2. What if I don’t know the recipient?
Even if you don’t know someone well, it isn’t impossible to give them a good gift. Let’s say you draw names at your office or book club and you end up with the individual you know the least. In our day and age, frankly, there is little you can’t find out about a person via the Internet. Even if you’re not friends with them on Facebook, glance at their profile. Unless it is on complete lock-down, there will be things to observe from even just one photo. For example, is she wearing earrings? Is he on the golf course? Are they eating at a restaurant? Or, think to the limited interactions you’ve had with them in person. Does she drink coffee or wine when you’ve been in her company? Does he follow a certain sports team as indicated by his screen saver? Sometimes by simply turning up and tuning into our powers of observation, we can notice a lot about someone and come up with great ideas of things they would enjoy.
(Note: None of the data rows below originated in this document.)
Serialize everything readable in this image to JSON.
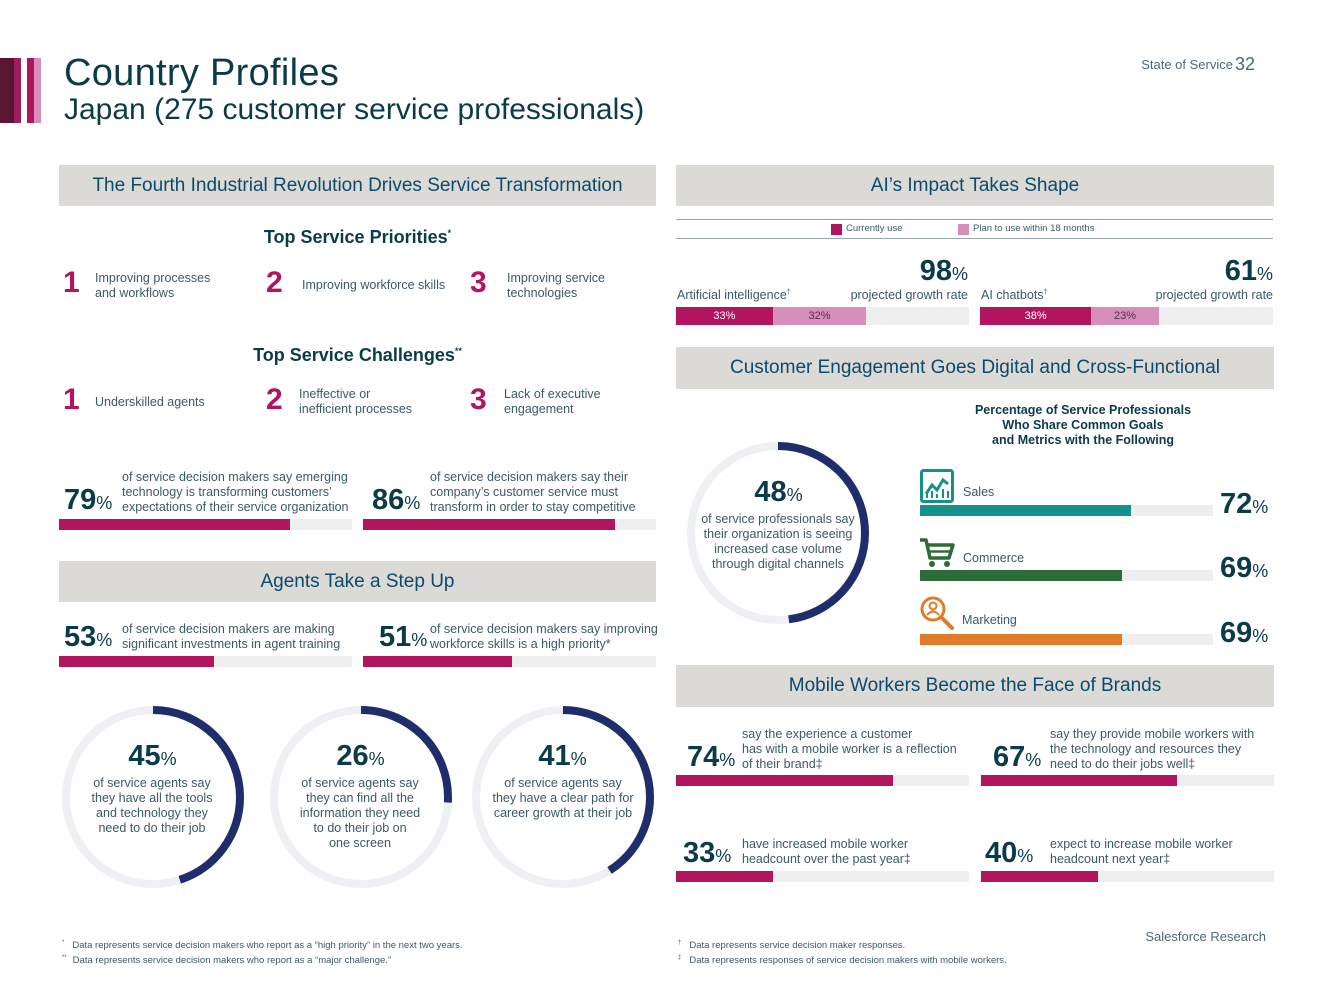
{
  "header": {
    "title": "Country Profiles",
    "subtitle": "Japan (275 customer service professionals)",
    "report_name": "State of Service",
    "page_number": "32"
  },
  "colors": {
    "magenta": "#b3145e",
    "navy": "#0b3a4a",
    "pink": "#d58fba",
    "teal": "#14918a",
    "green": "#2e6b3a",
    "orange": "#e07b2a",
    "ring_navy": "#1f2e6b"
  },
  "sections": {
    "fourth_ir": "The Fourth Industrial Revolution Drives Service Transformation",
    "agents": "Agents Take a Step Up",
    "ai_impact": "AI’s Impact Takes Shape",
    "engagement": "Customer Engagement Goes Digital and Cross-Functional",
    "mobile": "Mobile Workers Become the Face of Brands"
  },
  "priorities": {
    "heading": "Top Service Priorities",
    "marker": "*",
    "items": [
      {
        "rank": "1",
        "label_l1": "Improving processes",
        "label_l2": "and workflows"
      },
      {
        "rank": "2",
        "label_l1": "Improving workforce skills",
        "label_l2": ""
      },
      {
        "rank": "3",
        "label_l1": "Improving service",
        "label_l2": "technologies"
      }
    ]
  },
  "challenges": {
    "heading": "Top Service Challenges",
    "marker": "**",
    "items": [
      {
        "rank": "1",
        "label_l1": "Underskilled agents",
        "label_l2": ""
      },
      {
        "rank": "2",
        "label_l1": "Ineffective or",
        "label_l2": "inefficient processes"
      },
      {
        "rank": "3",
        "label_l1": "Lack of executive",
        "label_l2": "engagement"
      }
    ]
  },
  "transform_stats": [
    {
      "value": "79",
      "pct": 79,
      "l1": "of service decision makers say emerging",
      "l2": "technology is transforming customers’",
      "l3": "expectations of their service organization"
    },
    {
      "value": "86",
      "pct": 86,
      "l1": "of service decision makers say their",
      "l2": "company’s customer service must",
      "l3": "transform in order to stay competitive"
    }
  ],
  "agent_stats": [
    {
      "value": "53",
      "pct": 53,
      "l1": "of service decision makers are making",
      "l2": "significant investments in agent training"
    },
    {
      "value": "51",
      "pct": 51,
      "l1": "of service decision makers say improving",
      "l2": "workforce skills is a high priority*"
    }
  ],
  "agent_donuts": [
    {
      "value": "45",
      "pct": 45,
      "lines": [
        "of service agents say",
        "they have all the tools",
        "and technology they",
        "need to do their job"
      ]
    },
    {
      "value": "26",
      "pct": 26,
      "lines": [
        "of service agents say",
        "they can find all the",
        "information they need",
        "to do their job on",
        "one screen"
      ]
    },
    {
      "value": "41",
      "pct": 41,
      "lines": [
        "of service agents say",
        "they have a clear path for",
        "career growth at their job"
      ]
    }
  ],
  "ai": {
    "legend_current": "Currently use",
    "legend_plan": "Plan to use within 18 months",
    "items": [
      {
        "label": "Artificial intelligence",
        "marker": "†",
        "growth": "98",
        "growth_label": "projected growth rate",
        "current": 33,
        "current_label": "33%",
        "plan": 32,
        "plan_label": "32%"
      },
      {
        "label": "AI chatbots",
        "marker": "†",
        "growth": "61",
        "growth_label": "projected growth rate",
        "current": 38,
        "current_label": "38%",
        "plan": 23,
        "plan_label": "23%"
      }
    ]
  },
  "engagement": {
    "donut_value": "48",
    "donut_pct": 48,
    "donut_lines": [
      "of service professionals say",
      "their organization is seeing",
      "increased case volume",
      "through digital channels"
    ],
    "title_lines": [
      "Percentage of Service Professionals",
      "Who Share Common Goals",
      "and Metrics with the Following"
    ],
    "items": [
      {
        "label": "Sales",
        "value": "72",
        "pct": 72,
        "icon": "sales-chart-icon"
      },
      {
        "label": "Commerce",
        "value": "69",
        "pct": 69,
        "icon": "shopping-cart-icon"
      },
      {
        "label": "Marketing",
        "value": "69",
        "pct": 69,
        "icon": "magnifier-icon"
      }
    ]
  },
  "mobile_stats": [
    {
      "value": "74",
      "pct": 74,
      "l1": "say the experience a customer",
      "l2": "has with a mobile worker is a reflection",
      "l3": "of their brand‡"
    },
    {
      "value": "67",
      "pct": 67,
      "l1": "say they provide mobile workers with",
      "l2": "the technology and resources they",
      "l3": "need to do their jobs well‡"
    },
    {
      "value": "33",
      "pct": 33,
      "l1": "have increased mobile worker",
      "l2": "headcount over the past year‡",
      "l3": ""
    },
    {
      "value": "40",
      "pct": 40,
      "l1": "expect to increase mobile worker",
      "l2": "headcount next year‡",
      "l3": ""
    }
  ],
  "pct_sign": "%",
  "footnotes": {
    "left": [
      {
        "mark": "*",
        "text": "Data represents service decision makers who report as a “high priority” in the next two years."
      },
      {
        "mark": "**",
        "text": "Data represents service decision makers who report as a “major challenge.”"
      }
    ],
    "right": [
      {
        "mark": "†",
        "text": "Data represents service decision maker responses."
      },
      {
        "mark": "‡",
        "text": "Data represents responses of service decision makers with mobile workers."
      }
    ]
  },
  "brand": "Salesforce Research"
}
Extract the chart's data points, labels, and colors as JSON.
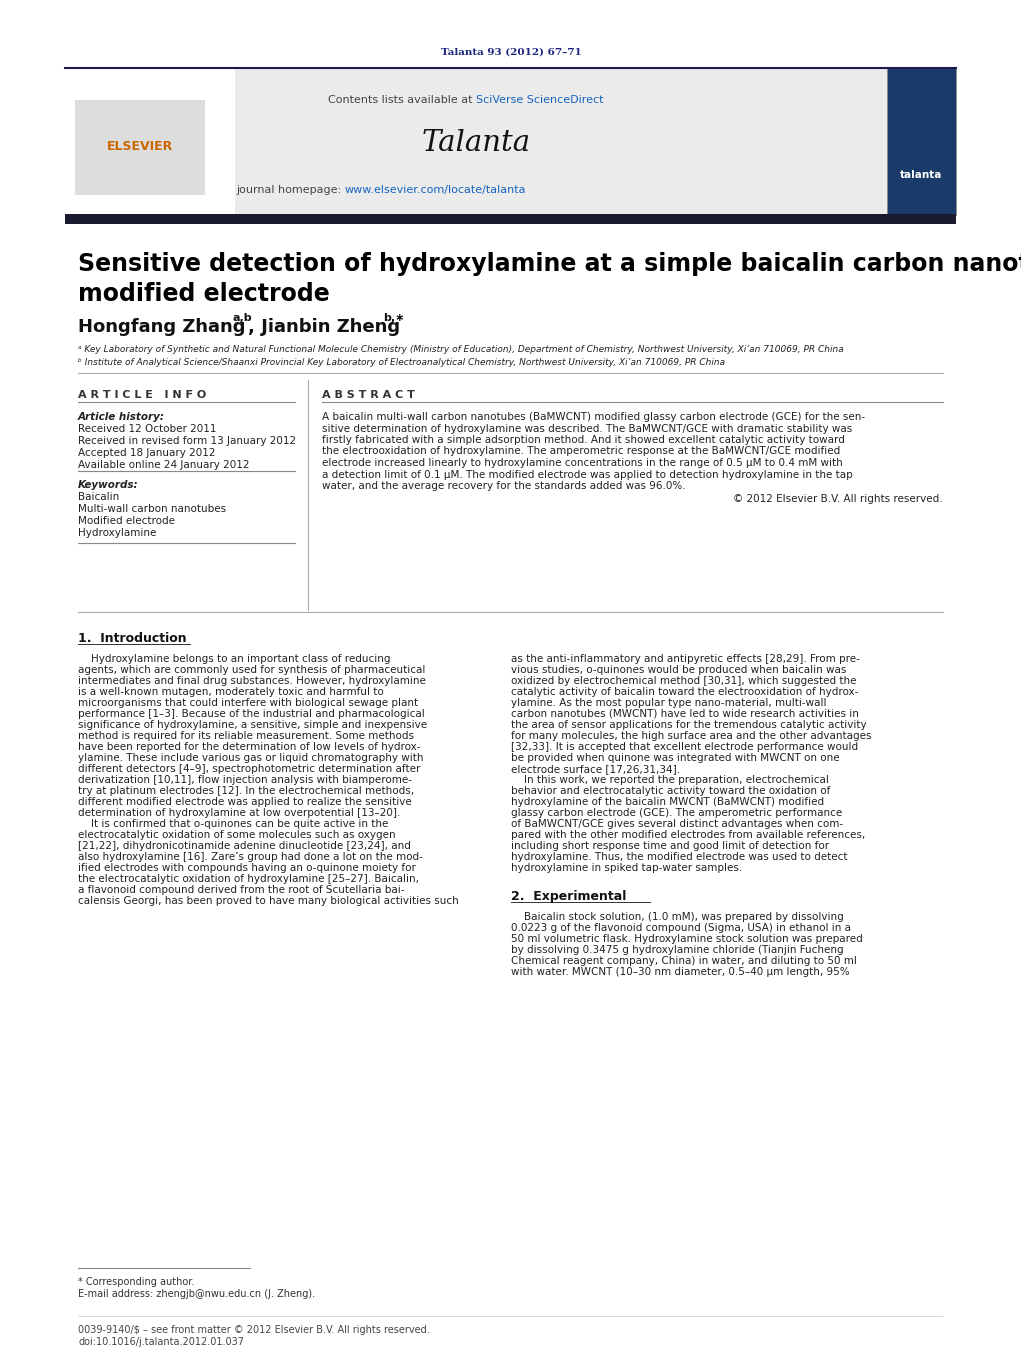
{
  "page_width": 10.21,
  "page_height": 13.51,
  "bg_color": "#ffffff",
  "journal_ref": "Talanta 93 (2012) 67–71",
  "journal_ref_color": "#1a237e",
  "header_bg": "#e8e8e8",
  "contents_text": "Contents lists available at ",
  "sciverse_text": "SciVerse ScienceDirect",
  "sciverse_color": "#1565c0",
  "journal_name": "Talanta",
  "journal_homepage_prefix": "journal homepage: ",
  "journal_url": "www.elsevier.com/locate/talanta",
  "journal_url_color": "#1565c0",
  "dark_bar_color": "#1a1a2e",
  "article_title": "Sensitive detection of hydroxylamine at a simple baicalin carbon nanotubes\nmodified electrode",
  "article_title_color": "#000000",
  "affil_a": "ᵃ Key Laboratory of Synthetic and Natural Functional Molecule Chemistry (Ministry of Education), Department of Chemistry, Northwest University, Xi’an 710069, PR China",
  "affil_b": "ᵇ Institute of Analytical Science/Shaanxi Provincial Key Laboratory of Electroanalytical Chemistry, Northwest University, Xi’an 710069, PR China",
  "article_info_header": "A R T I C L E   I N F O",
  "abstract_header": "A B S T R A C T",
  "article_history_label": "Article history:",
  "received1": "Received 12 October 2011",
  "received2": "Received in revised form 13 January 2012",
  "accepted": "Accepted 18 January 2012",
  "available": "Available online 24 January 2012",
  "keywords_label": "Keywords:",
  "keyword1": "Baicalin",
  "keyword2": "Multi-wall carbon nanotubes",
  "keyword3": "Modified electrode",
  "keyword4": "Hydroxylamine",
  "copyright": "© 2012 Elsevier B.V. All rights reserved.",
  "intro_header": "1.  Introduction",
  "section2_header": "2.  Experimental",
  "footnote_star": "* Corresponding author.",
  "footnote_email": "E-mail address: zhengjb@nwu.edu.cn (J. Zheng).",
  "footer_line1": "0039-9140/$ – see front matter © 2012 Elsevier B.V. All rights reserved.",
  "footer_line2": "doi:10.1016/j.talanta.2012.01.037",
  "abstract_lines": [
    "A baicalin multi-wall carbon nanotubes (BaMWCNT) modified glassy carbon electrode (GCE) for the sen-",
    "sitive determination of hydroxylamine was described. The BaMWCNT/GCE with dramatic stability was",
    "firstly fabricated with a simple adsorption method. And it showed excellent catalytic activity toward",
    "the electrooxidation of hydroxylamine. The amperometric response at the BaMWCNT/GCE modified",
    "electrode increased linearly to hydroxylamine concentrations in the range of 0.5 μM to 0.4 mM with",
    "a detection limit of 0.1 μM. The modified electrode was applied to detection hydroxylamine in the tap",
    "water, and the average recovery for the standards added was 96.0%."
  ],
  "intro_col1_lines": [
    "    Hydroxylamine belongs to an important class of reducing",
    "agents, which are commonly used for synthesis of pharmaceutical",
    "intermediates and final drug substances. However, hydroxylamine",
    "is a well-known mutagen, moderately toxic and harmful to",
    "microorganisms that could interfere with biological sewage plant",
    "performance [1–3]. Because of the industrial and pharmacological",
    "significance of hydroxylamine, a sensitive, simple and inexpensive",
    "method is required for its reliable measurement. Some methods",
    "have been reported for the determination of low levels of hydrox-",
    "ylamine. These include various gas or liquid chromatography with",
    "different detectors [4–9], spectrophotometric determination after",
    "derivatization [10,11], flow injection analysis with biamperome-",
    "try at platinum electrodes [12]. In the electrochemical methods,",
    "different modified electrode was applied to realize the sensitive",
    "determination of hydroxylamine at low overpotential [13–20].",
    "    It is confirmed that o-quinones can be quite active in the",
    "electrocatalytic oxidation of some molecules such as oxygen",
    "[21,22], dihydronicotinamide adenine dinucleotide [23,24], and",
    "also hydroxylamine [16]. Zare’s group had done a lot on the mod-",
    "ified electrodes with compounds having an o-quinone moiety for",
    "the electrocatalytic oxidation of hydroxylamine [25–27]. Baicalin,",
    "a flavonoid compound derived from the root of Scutellaria bai-",
    "calensis Georgi, has been proved to have many biological activities such"
  ],
  "intro_col2_lines": [
    "as the anti-inflammatory and antipyretic effects [28,29]. From pre-",
    "vious studies, o-quinones would be produced when baicalin was",
    "oxidized by electrochemical method [30,31], which suggested the",
    "catalytic activity of baicalin toward the electrooxidation of hydrox-",
    "ylamine. As the most popular type nano-material, multi-wall",
    "carbon nanotubes (MWCNT) have led to wide research activities in",
    "the area of sensor applications for the tremendous catalytic activity",
    "for many molecules, the high surface area and the other advantages",
    "[32,33]. It is accepted that excellent electrode performance would",
    "be provided when quinone was integrated with MWCNT on one",
    "electrode surface [17,26,31,34].",
    "    In this work, we reported the preparation, electrochemical",
    "behavior and electrocatalytic activity toward the oxidation of",
    "hydroxylamine of the baicalin MWCNT (BaMWCNT) modified",
    "glassy carbon electrode (GCE). The amperometric performance",
    "of BaMWCNT/GCE gives several distinct advantages when com-",
    "pared with the other modified electrodes from available references,",
    "including short response time and good limit of detection for",
    "hydroxylamine. Thus, the modified electrode was used to detect",
    "hydroxylamine in spiked tap-water samples."
  ],
  "section2_lines": [
    "    Baicalin stock solution, (1.0 mM), was prepared by dissolving",
    "0.0223 g of the flavonoid compound (Sigma, USA) in ethanol in a",
    "50 ml volumetric flask. Hydroxylamine stock solution was prepared",
    "by dissolving 0.3475 g hydroxylamine chloride (Tianjin Fucheng",
    "Chemical reagent company, China) in water, and diluting to 50 ml",
    "with water. MWCNT (10–30 nm diameter, 0.5–40 μm length, 95%"
  ]
}
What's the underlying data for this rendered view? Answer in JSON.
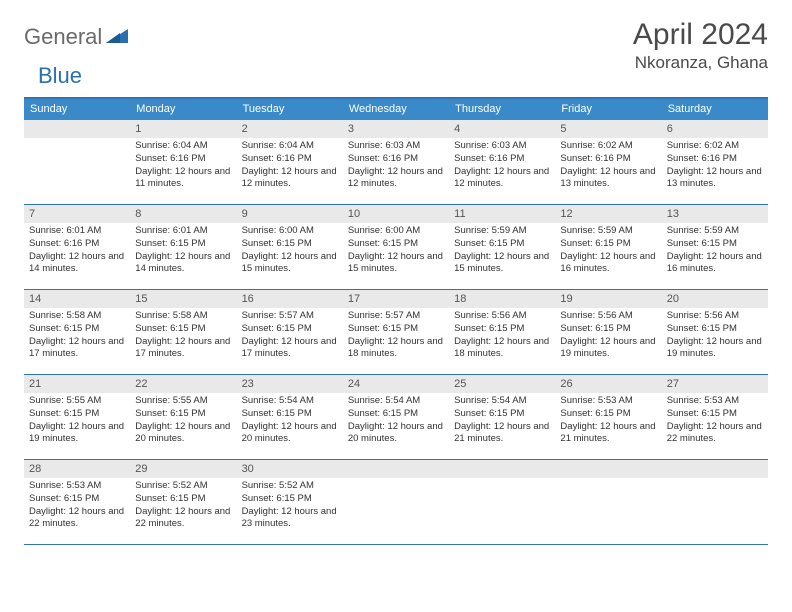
{
  "brand": {
    "part1": "General",
    "part2": "Blue"
  },
  "title": "April 2024",
  "location": "Nkoranza, Ghana",
  "colors": {
    "header_bar": "#3a8ac9",
    "border": "#2f75b5",
    "daynum_bg": "#e9e9e9",
    "text_dark": "#4a4a4a",
    "logo_gray": "#6b6b6b",
    "logo_blue": "#2b6fb0"
  },
  "weekdays": [
    "Sunday",
    "Monday",
    "Tuesday",
    "Wednesday",
    "Thursday",
    "Friday",
    "Saturday"
  ],
  "first_weekday_offset": 1,
  "days": [
    {
      "n": 1,
      "sr": "6:04 AM",
      "ss": "6:16 PM",
      "dl": "12 hours and 11 minutes."
    },
    {
      "n": 2,
      "sr": "6:04 AM",
      "ss": "6:16 PM",
      "dl": "12 hours and 12 minutes."
    },
    {
      "n": 3,
      "sr": "6:03 AM",
      "ss": "6:16 PM",
      "dl": "12 hours and 12 minutes."
    },
    {
      "n": 4,
      "sr": "6:03 AM",
      "ss": "6:16 PM",
      "dl": "12 hours and 12 minutes."
    },
    {
      "n": 5,
      "sr": "6:02 AM",
      "ss": "6:16 PM",
      "dl": "12 hours and 13 minutes."
    },
    {
      "n": 6,
      "sr": "6:02 AM",
      "ss": "6:16 PM",
      "dl": "12 hours and 13 minutes."
    },
    {
      "n": 7,
      "sr": "6:01 AM",
      "ss": "6:16 PM",
      "dl": "12 hours and 14 minutes."
    },
    {
      "n": 8,
      "sr": "6:01 AM",
      "ss": "6:15 PM",
      "dl": "12 hours and 14 minutes."
    },
    {
      "n": 9,
      "sr": "6:00 AM",
      "ss": "6:15 PM",
      "dl": "12 hours and 15 minutes."
    },
    {
      "n": 10,
      "sr": "6:00 AM",
      "ss": "6:15 PM",
      "dl": "12 hours and 15 minutes."
    },
    {
      "n": 11,
      "sr": "5:59 AM",
      "ss": "6:15 PM",
      "dl": "12 hours and 15 minutes."
    },
    {
      "n": 12,
      "sr": "5:59 AM",
      "ss": "6:15 PM",
      "dl": "12 hours and 16 minutes."
    },
    {
      "n": 13,
      "sr": "5:59 AM",
      "ss": "6:15 PM",
      "dl": "12 hours and 16 minutes."
    },
    {
      "n": 14,
      "sr": "5:58 AM",
      "ss": "6:15 PM",
      "dl": "12 hours and 17 minutes."
    },
    {
      "n": 15,
      "sr": "5:58 AM",
      "ss": "6:15 PM",
      "dl": "12 hours and 17 minutes."
    },
    {
      "n": 16,
      "sr": "5:57 AM",
      "ss": "6:15 PM",
      "dl": "12 hours and 17 minutes."
    },
    {
      "n": 17,
      "sr": "5:57 AM",
      "ss": "6:15 PM",
      "dl": "12 hours and 18 minutes."
    },
    {
      "n": 18,
      "sr": "5:56 AM",
      "ss": "6:15 PM",
      "dl": "12 hours and 18 minutes."
    },
    {
      "n": 19,
      "sr": "5:56 AM",
      "ss": "6:15 PM",
      "dl": "12 hours and 19 minutes."
    },
    {
      "n": 20,
      "sr": "5:56 AM",
      "ss": "6:15 PM",
      "dl": "12 hours and 19 minutes."
    },
    {
      "n": 21,
      "sr": "5:55 AM",
      "ss": "6:15 PM",
      "dl": "12 hours and 19 minutes."
    },
    {
      "n": 22,
      "sr": "5:55 AM",
      "ss": "6:15 PM",
      "dl": "12 hours and 20 minutes."
    },
    {
      "n": 23,
      "sr": "5:54 AM",
      "ss": "6:15 PM",
      "dl": "12 hours and 20 minutes."
    },
    {
      "n": 24,
      "sr": "5:54 AM",
      "ss": "6:15 PM",
      "dl": "12 hours and 20 minutes."
    },
    {
      "n": 25,
      "sr": "5:54 AM",
      "ss": "6:15 PM",
      "dl": "12 hours and 21 minutes."
    },
    {
      "n": 26,
      "sr": "5:53 AM",
      "ss": "6:15 PM",
      "dl": "12 hours and 21 minutes."
    },
    {
      "n": 27,
      "sr": "5:53 AM",
      "ss": "6:15 PM",
      "dl": "12 hours and 22 minutes."
    },
    {
      "n": 28,
      "sr": "5:53 AM",
      "ss": "6:15 PM",
      "dl": "12 hours and 22 minutes."
    },
    {
      "n": 29,
      "sr": "5:52 AM",
      "ss": "6:15 PM",
      "dl": "12 hours and 22 minutes."
    },
    {
      "n": 30,
      "sr": "5:52 AM",
      "ss": "6:15 PM",
      "dl": "12 hours and 23 minutes."
    }
  ],
  "labels": {
    "sunrise": "Sunrise:",
    "sunset": "Sunset:",
    "daylight": "Daylight:"
  }
}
3. If someone makes a list of things they want/need, listen to it.
I get that it might not feel as fun to buy something that has been written on a list. Sure, it takes some of the surprise and creativity away, right? I get that. But I also get that sometimes, people write down things that they just really need.
Back when I got married, we registered for normal household items for the kitchen, bathroom, etc. We were blessed to receive many items from our registry, but I’ll never forget that when all was said and done, we only received three sets of silverware. Now, I get it—silverware isn’t a super sexy gift. But, it is also one of the few household items that you use on a daily basis! I was able to use some gift cards and coupons to purchase the remaining sets, but the lesson stuck with me. Gifts don’t always need to be flashy. Sometimes, simple forks and spoons are the best gifts you can give. So, if you are presented with a Christmas list, or Registry, this year, use it—take advantage of the fact that someone has already done much of the thinking for you! (And, know that if you invite me to your wedding someday and I see silverware on the list, it is likely I will get it for you).
4. When in doubt, cash it is.
As I mentioned above, my family is relatively small and so I have never needed to buy dozens of gifts at one time. For those with larger families, I can appreciate that it can be stressful and time-consuming to purchase thoughtful gifts for your entire list, even if you have followed my little list of gift-buying tips! If you’re still stuck, know that cash never gets old. Unlike a turquoise belt buckle, giving a $5, $10 or $20 bill with a note to your nephew, daughter or godson saying “thought you could use this toward your next Xbox game, baseball bat, or novel” will never go out of style. I can’t tell you how much cash would have been appreciated over many of the strange items I received year after year.
Ultimately, I do somewhat wish we could have a do-over with my grandparents and the gifts we received from them as clearly, years later, the memories still hurt. But, at the same time, I’m grateful for the experience because it has heightened my awareness of how to give good gifts. It isn’t rocket science—just a little bit of effort and intentionality go a long way to create happy memories.